For Data Privacy Day, the Ontario Information and Privacy Commissioner’s office held an event focused on Government and Big Data (recording available here).

Commissioner Brian Beamish’s opening remarks neatly encapsulate the struggle that is implicit in big data analysis (and indeed, in the notion of implied consent itself).

“I think the public wants the government – expects the government – to deliver services as effectively as possible,” he says. “That said, I think if the privacy risks aren’t recognized and addressed – if the public gets a sense that their privacy is not being respected – there is a definite possibility, or likelihood that public support for these activities will suffer.”

As an example, he spoke of the provincial provision of child and family services, in which multiple agencies and organizations may be involved in one file.  While sharing information between parties may facilitate quick and effective service as well as allowing outcome measure analysis and overall system improvement, it is simultaneously dependent on secondary uses and implied consent.  This may result in clients of the system feeling surveilled and intruded upon – triggering the “creepy factor”.

Later in the event, during the panel discussion, panelists spoke about the importance of trust between citizen and government, and the risk that big data analysis can corrupt or diminish that trust.

The key question that emerged was how can we capitalize on the possibilities offered by big data, while ensuring both that we respect individual privacy and that individuals know themselves to be protected so that their trust relationship with government remains intact (or is even improved)?
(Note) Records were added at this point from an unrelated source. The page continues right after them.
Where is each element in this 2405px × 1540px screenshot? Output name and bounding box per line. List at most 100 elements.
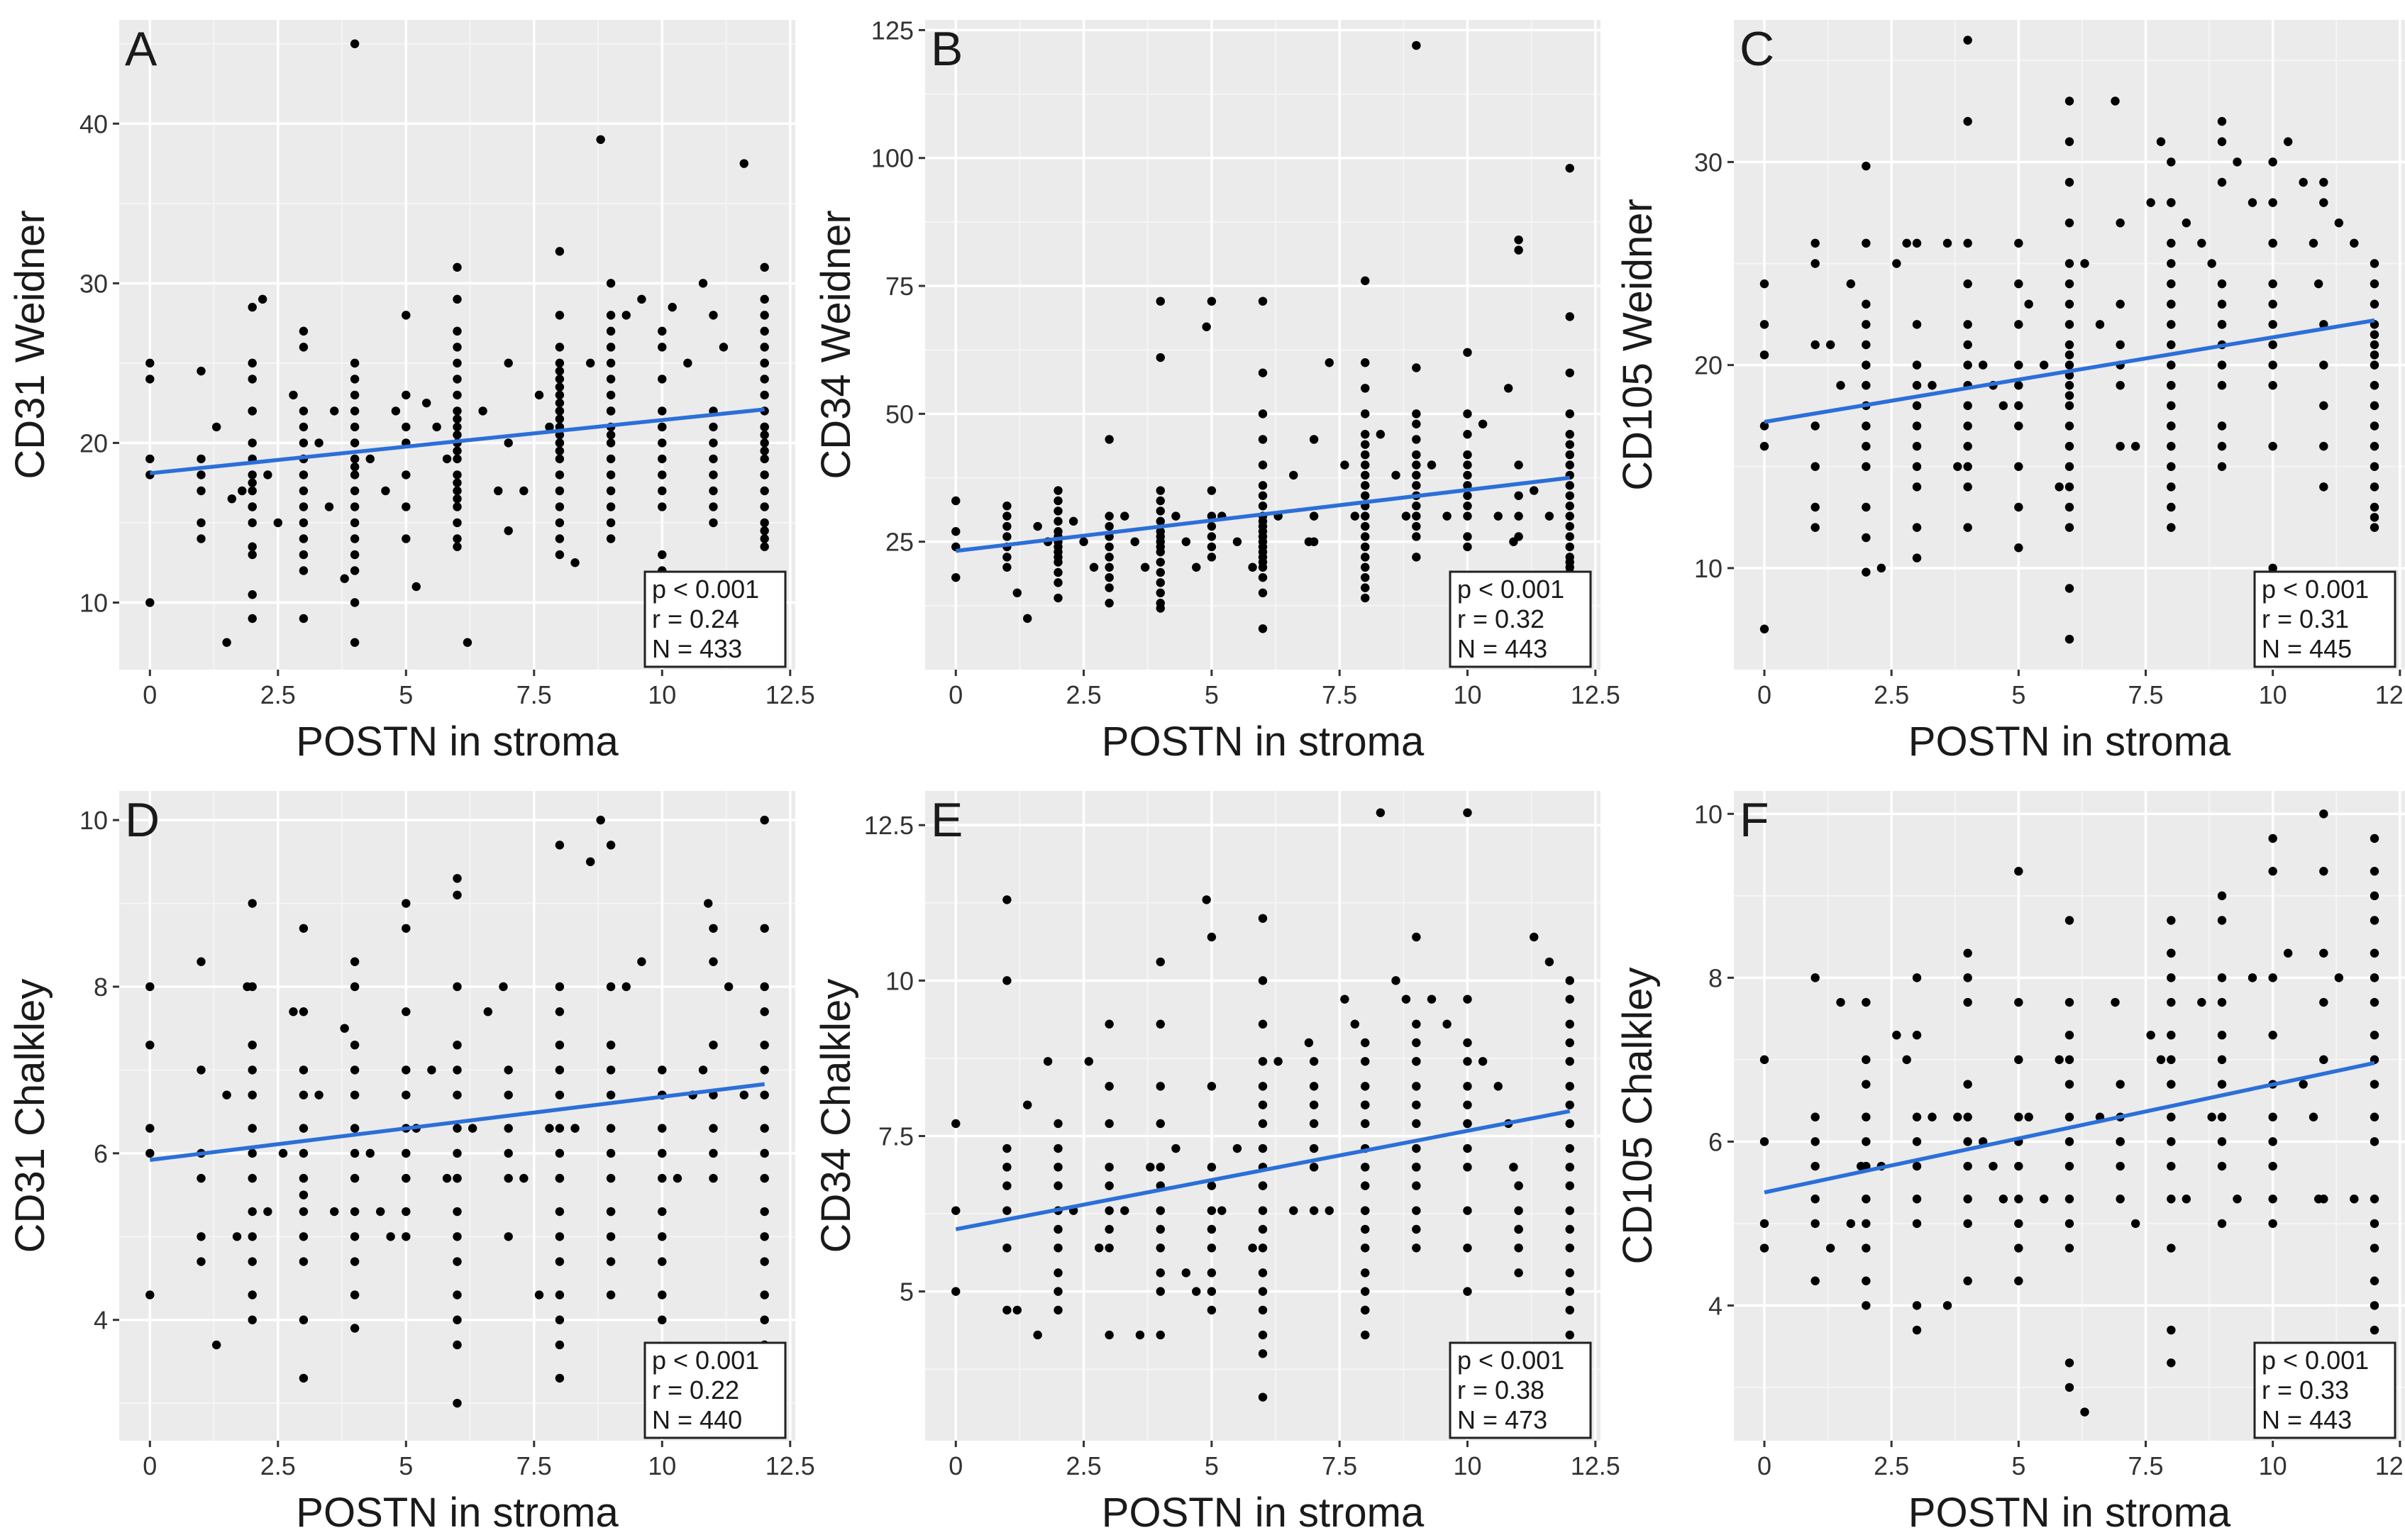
data-point — [2319, 1055, 2328, 1065]
data-point — [1361, 470, 1370, 480]
data-point — [1105, 1243, 1114, 1253]
data-point — [545, 422, 554, 432]
x-tick-label: 2.5 — [1066, 680, 1102, 709]
data-point — [760, 982, 769, 992]
data-point — [2334, 218, 2344, 228]
data-point — [1412, 40, 1421, 50]
data-point — [1963, 401, 1972, 411]
data-point — [350, 1065, 360, 1075]
data-point — [1810, 523, 1820, 532]
data-point — [453, 1090, 462, 1099]
data-point — [1862, 1112, 1871, 1121]
data-point — [555, 486, 565, 496]
data-point — [1258, 435, 1268, 444]
data-point — [606, 279, 616, 288]
data-point — [504, 526, 513, 536]
data-point — [1953, 1112, 1962, 1121]
data-point — [1156, 353, 1165, 362]
data-point — [555, 1124, 565, 1133]
data-point — [1054, 1163, 1063, 1172]
data-point — [606, 390, 616, 400]
data-point — [1361, 1330, 1370, 1340]
data-point — [2370, 330, 2379, 339]
data-point — [570, 1124, 580, 1133]
stats-p-value: p < 0.001 — [1457, 575, 1564, 604]
data-point — [1978, 360, 1988, 370]
data-point — [1412, 435, 1421, 444]
data-point — [760, 1315, 769, 1324]
data-point — [2268, 340, 2277, 350]
y-tick-label: 10 — [1694, 799, 1723, 829]
stats-n-value: N = 443 — [2262, 1405, 2352, 1434]
data-point — [1963, 441, 1972, 451]
data-point — [453, 430, 462, 440]
data-point — [2116, 1161, 2125, 1171]
data-point — [709, 957, 718, 966]
data-point — [1902, 1055, 1911, 1065]
data-point — [453, 406, 462, 416]
data-point — [145, 1124, 155, 1133]
data-point — [2064, 502, 2074, 512]
data-point — [555, 1040, 565, 1050]
data-point — [2268, 973, 2277, 982]
data-point — [1565, 1038, 1574, 1048]
data-point — [299, 566, 309, 575]
data-point — [1309, 1100, 1319, 1109]
data-point — [453, 1124, 462, 1133]
data-point — [1912, 1195, 1922, 1204]
data-point — [2167, 1195, 2176, 1204]
data-point — [1156, 506, 1165, 516]
data-point — [350, 638, 360, 647]
panel-a-scatter: 0 2.5 5 7.5 10 12.5 10 20 30 40 POSTN in stroma CD3… — [7, 20, 815, 765]
data-point — [350, 454, 360, 464]
data-point — [1565, 521, 1574, 531]
data-point — [709, 518, 718, 528]
data-point — [555, 247, 565, 256]
data-points — [145, 815, 769, 1408]
y-tick-label: 12.5 — [864, 811, 914, 840]
data-point — [1258, 1119, 1268, 1129]
data-point — [1412, 1057, 1421, 1066]
data-point — [658, 502, 667, 511]
data-point — [1207, 932, 1217, 942]
data-point — [1862, 161, 1871, 171]
x-tick-label: 2.5 — [1066, 1451, 1102, 1480]
stats-n-value: N = 433 — [652, 634, 742, 663]
data-point — [324, 502, 334, 511]
data-point — [1202, 322, 1211, 331]
data-point — [1361, 1305, 1370, 1315]
data-point — [2268, 1137, 2277, 1146]
data-point — [1054, 567, 1063, 577]
data-point — [145, 598, 155, 607]
data-point — [1105, 1082, 1114, 1091]
data-point — [263, 1207, 272, 1217]
data-point — [951, 572, 961, 582]
data-point — [340, 574, 349, 583]
data-point — [606, 454, 616, 464]
data-point — [555, 518, 565, 528]
data-point — [340, 1024, 349, 1033]
data-point — [760, 1257, 769, 1266]
data-point — [1912, 381, 1922, 390]
data-point — [1309, 1119, 1319, 1129]
data-point — [709, 1124, 718, 1133]
data-point — [1530, 932, 1539, 942]
data-point — [555, 454, 565, 464]
data-point — [606, 1065, 616, 1075]
data-point — [1412, 481, 1421, 490]
x-tick-label: 0 — [949, 680, 963, 709]
data-point — [1565, 995, 1574, 1004]
data-point — [2167, 1325, 2176, 1335]
data-point — [1810, 973, 1820, 982]
data-point — [1912, 1325, 1922, 1335]
data-point — [1759, 320, 1769, 329]
data-point — [1514, 1268, 1523, 1278]
data-point — [1361, 532, 1370, 541]
data-point — [2268, 238, 2277, 248]
data-point — [350, 982, 360, 992]
data-point — [2370, 867, 2379, 876]
data-point — [2217, 177, 2227, 187]
x-tick-label: 10 — [648, 680, 676, 709]
data-point — [2167, 360, 2176, 370]
data-point — [248, 614, 257, 624]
I’m not sure this can reasonably be accomplished within current legislative parameters.  Big data will require law and policy developed with big data in mind. 

There needs to be a way to ensure that the information used is accurate and trustworthy – information that is collected from secondary sources, publicly available banks, automatically generated and/or created through data mining runs the risk of being inaccurate or incomplete.  Analytics may be hampered by a lack of information and a lack of context.  In addition, both the source data and resulting conclusions may reflect a range of problems. For example, it may disproportionately represent specific populations while excluding others. Conclusions may carry the implicit societal biases of their time, or be poorly collected. Results may be misinterpreted based on pseudo-scientific insights such as confusing correlation with causation.

Beamish suggested that an effective approach would necessarily include principle-based legislation governing both data linking and big data analytics.  He posited a combination of factors, including the creation of a central data institute with expertise in privacy, human rights, and data ethics; data minimization requirements; privacy impact and threat risk assessments; mandatory breach notification; and appropriate governance and audit oversight. 

As big data becomes more than just a buzzword, and analytics are increasingly integrated into both service delivery and system design and assessment, the need to address this challenge is becoming more necessary and urgent. 

The Commissioner’s remarks and the subsequent panel discussions were part of an increasingly important conversation, one in which we all must engage.  But engagement alone is not enough – it is time to explore and develop concrete policies and procedures. It’s time to set parameters and controls on big data—with the emphasis on enhancing the trust relationship between citizens and government as a guiding principle every step of the way.